Being a little disappointed after such a promising beginning, I wondered how more life could have been breathed into this thorough but disembodied account. What I came up with was the following animated version of O'Reilly's tale.
Once upon a time not so very long ago there lived a king. One day he called all his healers to the court. When everyone from the stately court physician to the lowly foot masseuse had arrived, he said, “I would like you to tell me what you do, why you do it and what you think your rights and obligations should be to me and to the people of this fair kingdom.”
The king's request was seen as insulting by the court physician, who had spent years studying his science at great institutions of learning. He had built up a large practice with a staff of chemists, nurses and trained therapists.
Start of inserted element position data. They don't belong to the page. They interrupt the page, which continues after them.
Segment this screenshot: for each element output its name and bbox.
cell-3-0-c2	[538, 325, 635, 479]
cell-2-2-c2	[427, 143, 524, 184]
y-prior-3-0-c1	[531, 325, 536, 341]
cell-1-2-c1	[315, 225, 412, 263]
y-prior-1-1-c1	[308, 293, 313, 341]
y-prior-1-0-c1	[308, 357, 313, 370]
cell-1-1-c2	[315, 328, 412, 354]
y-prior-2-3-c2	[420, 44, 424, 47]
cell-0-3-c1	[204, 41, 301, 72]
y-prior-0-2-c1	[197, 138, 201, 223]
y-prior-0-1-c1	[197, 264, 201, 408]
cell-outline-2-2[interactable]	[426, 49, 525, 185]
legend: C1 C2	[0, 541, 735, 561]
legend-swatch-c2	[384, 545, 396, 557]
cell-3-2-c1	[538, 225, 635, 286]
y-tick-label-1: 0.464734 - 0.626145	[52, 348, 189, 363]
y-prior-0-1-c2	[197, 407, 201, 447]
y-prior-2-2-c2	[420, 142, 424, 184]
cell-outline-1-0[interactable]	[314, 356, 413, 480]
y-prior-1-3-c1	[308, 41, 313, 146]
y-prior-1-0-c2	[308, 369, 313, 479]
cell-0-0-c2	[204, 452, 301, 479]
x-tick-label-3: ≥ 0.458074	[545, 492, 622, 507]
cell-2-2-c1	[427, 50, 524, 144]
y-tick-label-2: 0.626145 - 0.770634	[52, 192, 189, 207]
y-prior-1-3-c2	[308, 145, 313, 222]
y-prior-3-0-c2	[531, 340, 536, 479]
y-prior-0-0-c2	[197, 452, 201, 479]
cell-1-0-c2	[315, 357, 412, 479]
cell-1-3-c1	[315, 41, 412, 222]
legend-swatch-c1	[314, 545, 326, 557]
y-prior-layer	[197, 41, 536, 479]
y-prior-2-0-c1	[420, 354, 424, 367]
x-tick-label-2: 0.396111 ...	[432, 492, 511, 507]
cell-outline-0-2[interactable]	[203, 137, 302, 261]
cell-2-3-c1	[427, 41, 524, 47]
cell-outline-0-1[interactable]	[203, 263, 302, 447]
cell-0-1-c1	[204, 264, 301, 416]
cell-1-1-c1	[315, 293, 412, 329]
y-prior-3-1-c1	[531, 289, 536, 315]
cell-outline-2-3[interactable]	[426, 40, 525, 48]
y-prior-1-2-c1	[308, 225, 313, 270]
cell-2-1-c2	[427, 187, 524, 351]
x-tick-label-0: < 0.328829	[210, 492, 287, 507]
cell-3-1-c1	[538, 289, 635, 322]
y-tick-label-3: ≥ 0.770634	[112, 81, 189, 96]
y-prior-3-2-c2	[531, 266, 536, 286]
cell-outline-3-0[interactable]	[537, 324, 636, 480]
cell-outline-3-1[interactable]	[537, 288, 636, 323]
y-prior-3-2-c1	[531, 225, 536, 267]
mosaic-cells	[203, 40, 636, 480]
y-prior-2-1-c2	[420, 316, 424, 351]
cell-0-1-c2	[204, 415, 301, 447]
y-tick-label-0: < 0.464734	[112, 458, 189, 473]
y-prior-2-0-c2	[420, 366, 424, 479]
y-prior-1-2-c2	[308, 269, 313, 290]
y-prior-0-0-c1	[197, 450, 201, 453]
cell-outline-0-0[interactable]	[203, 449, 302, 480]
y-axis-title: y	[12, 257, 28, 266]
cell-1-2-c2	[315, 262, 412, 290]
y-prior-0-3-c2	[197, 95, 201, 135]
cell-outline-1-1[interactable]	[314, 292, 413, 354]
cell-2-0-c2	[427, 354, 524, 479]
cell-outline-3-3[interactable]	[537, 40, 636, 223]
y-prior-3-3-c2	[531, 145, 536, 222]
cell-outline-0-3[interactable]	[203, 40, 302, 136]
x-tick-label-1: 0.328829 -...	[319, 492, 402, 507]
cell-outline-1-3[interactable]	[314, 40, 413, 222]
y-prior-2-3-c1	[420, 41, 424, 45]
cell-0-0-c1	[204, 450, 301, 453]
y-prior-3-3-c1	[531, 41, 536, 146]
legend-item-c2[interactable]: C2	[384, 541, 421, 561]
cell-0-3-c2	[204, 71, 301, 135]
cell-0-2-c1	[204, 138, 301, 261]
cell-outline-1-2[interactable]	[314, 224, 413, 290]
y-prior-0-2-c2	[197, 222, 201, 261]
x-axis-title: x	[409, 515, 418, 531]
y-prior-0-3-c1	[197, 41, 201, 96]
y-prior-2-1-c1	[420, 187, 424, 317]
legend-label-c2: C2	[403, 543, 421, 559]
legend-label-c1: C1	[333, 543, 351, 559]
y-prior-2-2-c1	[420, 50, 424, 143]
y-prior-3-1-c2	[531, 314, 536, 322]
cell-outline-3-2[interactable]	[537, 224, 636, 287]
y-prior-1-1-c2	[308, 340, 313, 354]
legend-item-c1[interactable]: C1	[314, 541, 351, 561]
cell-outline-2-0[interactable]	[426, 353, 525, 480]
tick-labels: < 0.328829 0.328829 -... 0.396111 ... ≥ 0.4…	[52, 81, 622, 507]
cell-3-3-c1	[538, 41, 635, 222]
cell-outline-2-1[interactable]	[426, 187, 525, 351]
Why should he have to justify himself like the lowly masseuse, who had only a modicum of education and was indistinguishable from a camp follower? But the king's request had to be met. And so each of the healers, including those in the physician's retinue, made representations. The king himself had to attend to other business. He had a country to reign over, balls to attend, foreign dignitaries to greet and taxes to assess. Since there was such a large entourage of healers he appointed a blue-ribbon panel of wise people to receive submissions and make recommendations. He took their task seriously and so worked with them to identify questions to be asked and criteria for assessing the answers.
The healers had various arguments for bolstering their positions. The physicians, who were deeply embedded in the garden, wished to retain and increase their hegemony by keeping all others out. The partly established, whose seeds had germinated, wished to increase their clinical autonomy while distinguishing themselves from physicians. The truly excluded wished merely to gain entry to the garden and be recognized as part of the healing bouquet. The criteria were important for the panel, but as they listened they kept looking at the king's face whenever he was in the room, hoping to discern whom he favoured. As a result, some charming quacks were admitted because the king happened to smile at them, while some worthy but less graced healers were excluded by the caprice of a royal frown. In truth, many of the king's facial expressions reflected only the quality of the lunches served to the panel. To be fair, the panel was also influenced by communications from several patients and by advocates and enemies of those making representations.
In the end, some changes were made in the array of healers. But, most important, the entire exercise made everyone realize that they fulfilled their roles at the pleasure of the king. They were not as autonomous as before, because at any moment they could be asked to account for their practice. (The king, for his part, died soon after and his heir had no inclination to repeat the exercise.)
At this point my rendition enters the realm of surmise. We may speculate that one of the wise women on the committee thought (and one might agree) that the process was important enough to merit a permanent record. She gave one of her best students free run of the documents. The student immersed herself in the work, developed a helpful conceptual frame and found a way to tell the story without mentioning any of the players. This combination of diplomacy and erudition was so successful that she was herself certified as a wise woman. One might imagine that in future researches, which this reader awaits with interest, she may be wiser still — and bolder.